Les instituts universitaires de technologie entament une profonde mutation qui conduit à la mise en place, à partir de la rentrée 2021, d’un diplôme universitaire délivré en trois ans, le bachelor universitaire de technologie (BUT).
Les instituts universitaires de technologie (IUT) entament une profonde mutation qui conduit à la mise en place, à partir de la rentrée 2021, d’un diplôme universitaire délivré en trois ans, le bachelor universitaire de technologie (BUT). Cela modifie l’organisation de l’établissement et son rapport avec le territoire. L’IUT veut également orienter ses enseignements autour de l’écologie et du développement durable. Entretien croisé avec Bruno Viezzi, directeur de l’IUT Belfort-Montbéliard, et Olivier Prévôt, directeur adjoint.
Avec le bachelor universitaire de technologie (BUT), les IUT se transforment en profondeur. Pouvez-vous détailler ?

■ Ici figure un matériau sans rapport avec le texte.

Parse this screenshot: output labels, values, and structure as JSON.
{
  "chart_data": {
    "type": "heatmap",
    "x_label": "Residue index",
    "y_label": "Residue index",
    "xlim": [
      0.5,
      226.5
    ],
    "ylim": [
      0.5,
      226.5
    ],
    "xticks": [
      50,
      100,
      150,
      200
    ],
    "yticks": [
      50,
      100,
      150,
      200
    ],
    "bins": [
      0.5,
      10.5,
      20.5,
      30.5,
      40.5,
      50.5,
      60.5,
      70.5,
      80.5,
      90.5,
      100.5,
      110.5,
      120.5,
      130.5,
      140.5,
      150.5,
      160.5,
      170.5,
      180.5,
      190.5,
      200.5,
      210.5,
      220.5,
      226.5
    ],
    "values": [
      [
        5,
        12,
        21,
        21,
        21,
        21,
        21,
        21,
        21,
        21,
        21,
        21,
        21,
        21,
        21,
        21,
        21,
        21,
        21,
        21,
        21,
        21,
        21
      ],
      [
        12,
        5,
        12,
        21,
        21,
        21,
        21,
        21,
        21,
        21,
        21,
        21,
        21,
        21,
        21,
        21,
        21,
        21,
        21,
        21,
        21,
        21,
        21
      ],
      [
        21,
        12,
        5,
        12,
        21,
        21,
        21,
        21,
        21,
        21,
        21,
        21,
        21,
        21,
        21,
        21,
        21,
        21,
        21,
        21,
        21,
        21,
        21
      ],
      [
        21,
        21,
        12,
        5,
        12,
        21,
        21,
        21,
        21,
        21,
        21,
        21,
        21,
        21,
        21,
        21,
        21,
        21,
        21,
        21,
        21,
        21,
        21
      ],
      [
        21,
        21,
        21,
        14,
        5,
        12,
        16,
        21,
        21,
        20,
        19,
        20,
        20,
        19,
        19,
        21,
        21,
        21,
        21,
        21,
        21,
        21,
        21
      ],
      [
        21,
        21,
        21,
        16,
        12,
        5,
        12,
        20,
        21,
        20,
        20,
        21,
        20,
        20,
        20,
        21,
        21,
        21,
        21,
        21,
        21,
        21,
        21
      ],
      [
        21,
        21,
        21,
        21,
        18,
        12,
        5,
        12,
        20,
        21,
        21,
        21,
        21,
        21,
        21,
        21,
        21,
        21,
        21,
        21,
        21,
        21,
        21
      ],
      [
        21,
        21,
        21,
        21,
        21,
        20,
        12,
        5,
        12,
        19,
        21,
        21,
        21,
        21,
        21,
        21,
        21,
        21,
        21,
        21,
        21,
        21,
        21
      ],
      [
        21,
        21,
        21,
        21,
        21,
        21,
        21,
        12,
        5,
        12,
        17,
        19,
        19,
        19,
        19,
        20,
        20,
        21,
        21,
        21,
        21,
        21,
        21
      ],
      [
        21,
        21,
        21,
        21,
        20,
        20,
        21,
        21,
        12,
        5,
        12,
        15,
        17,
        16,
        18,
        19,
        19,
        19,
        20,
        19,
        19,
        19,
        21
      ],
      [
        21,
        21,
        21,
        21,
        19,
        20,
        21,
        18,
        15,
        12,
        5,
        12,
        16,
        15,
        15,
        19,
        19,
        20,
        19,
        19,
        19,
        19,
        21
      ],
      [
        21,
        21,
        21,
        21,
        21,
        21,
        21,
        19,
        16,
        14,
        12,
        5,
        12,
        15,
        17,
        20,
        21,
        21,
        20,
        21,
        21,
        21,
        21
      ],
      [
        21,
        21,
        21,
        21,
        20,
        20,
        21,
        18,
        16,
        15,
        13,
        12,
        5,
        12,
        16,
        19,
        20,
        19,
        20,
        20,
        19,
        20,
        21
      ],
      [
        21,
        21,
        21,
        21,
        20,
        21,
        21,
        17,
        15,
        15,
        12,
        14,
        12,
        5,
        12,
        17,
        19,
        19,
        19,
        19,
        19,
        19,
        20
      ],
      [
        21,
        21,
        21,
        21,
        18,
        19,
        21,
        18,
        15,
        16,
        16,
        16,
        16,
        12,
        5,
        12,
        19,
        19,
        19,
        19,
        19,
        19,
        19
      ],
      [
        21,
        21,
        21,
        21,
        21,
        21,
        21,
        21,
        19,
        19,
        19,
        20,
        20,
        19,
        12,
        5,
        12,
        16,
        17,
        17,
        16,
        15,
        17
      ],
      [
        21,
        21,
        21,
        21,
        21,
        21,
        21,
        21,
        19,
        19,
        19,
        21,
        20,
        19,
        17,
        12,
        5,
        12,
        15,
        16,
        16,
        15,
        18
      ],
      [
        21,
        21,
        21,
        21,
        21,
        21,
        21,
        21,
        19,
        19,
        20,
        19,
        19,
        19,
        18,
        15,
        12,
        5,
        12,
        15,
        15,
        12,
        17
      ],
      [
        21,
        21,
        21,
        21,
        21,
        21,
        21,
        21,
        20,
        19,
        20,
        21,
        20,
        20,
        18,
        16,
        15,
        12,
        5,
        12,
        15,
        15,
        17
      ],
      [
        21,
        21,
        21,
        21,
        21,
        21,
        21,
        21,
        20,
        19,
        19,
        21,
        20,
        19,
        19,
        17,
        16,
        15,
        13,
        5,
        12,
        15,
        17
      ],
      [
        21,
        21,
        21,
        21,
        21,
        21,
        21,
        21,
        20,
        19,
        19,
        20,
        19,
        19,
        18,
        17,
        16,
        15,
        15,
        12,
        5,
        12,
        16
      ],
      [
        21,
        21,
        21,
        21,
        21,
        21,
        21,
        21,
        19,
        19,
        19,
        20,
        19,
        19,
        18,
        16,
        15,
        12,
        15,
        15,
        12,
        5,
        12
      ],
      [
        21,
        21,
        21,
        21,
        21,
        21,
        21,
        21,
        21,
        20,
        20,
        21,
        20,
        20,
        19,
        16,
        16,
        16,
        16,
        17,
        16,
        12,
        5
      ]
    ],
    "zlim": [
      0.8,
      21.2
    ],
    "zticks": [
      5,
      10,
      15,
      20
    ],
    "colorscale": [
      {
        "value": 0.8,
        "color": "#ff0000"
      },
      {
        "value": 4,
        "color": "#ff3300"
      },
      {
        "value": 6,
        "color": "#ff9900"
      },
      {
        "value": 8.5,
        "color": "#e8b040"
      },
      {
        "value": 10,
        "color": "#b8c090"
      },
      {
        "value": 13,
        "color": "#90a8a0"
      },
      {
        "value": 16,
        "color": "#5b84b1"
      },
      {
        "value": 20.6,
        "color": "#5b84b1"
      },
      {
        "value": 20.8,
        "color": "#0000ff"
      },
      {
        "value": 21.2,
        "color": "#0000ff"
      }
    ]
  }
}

Bruno Viezzi – Ce bachelor universitaire de technologie (BUT) s’inscrit dans la structuration européenne des diplômes, alors que les IUT étaient restés à un diplôme à bac + 2 (à côté des diplômes universitaires de technologie (DUT), en 2 ans, l’IUT Belfort-Montbéliard dispensent aussi des licences professionnelles, NDLR). À partir du 1er septembre 2021, nous commencerons à former des étudiants à ce diplôme en trois ans. Les dix spécialités de l’IUT Belfort-Montbéliard resteront, mais l’organisation de ces enseignements va évoluer. Ils seront organisés sous la forme de blocs de connaissances et de compétences ; pour l’instant, nous sommes organisés sous la forme classique d’unités d’enseignement. La formation sera moins tubulaire. Un tiers des enseignements sera du ressort de l’IUT (le volume total sera de 2 000 heures pour un bachelor de nature industrielle et de 1 800 heures pour un bachelor de type tertiaire, NDLR). Nous allons nous inscrire davantage dans notre environnement socio-économique.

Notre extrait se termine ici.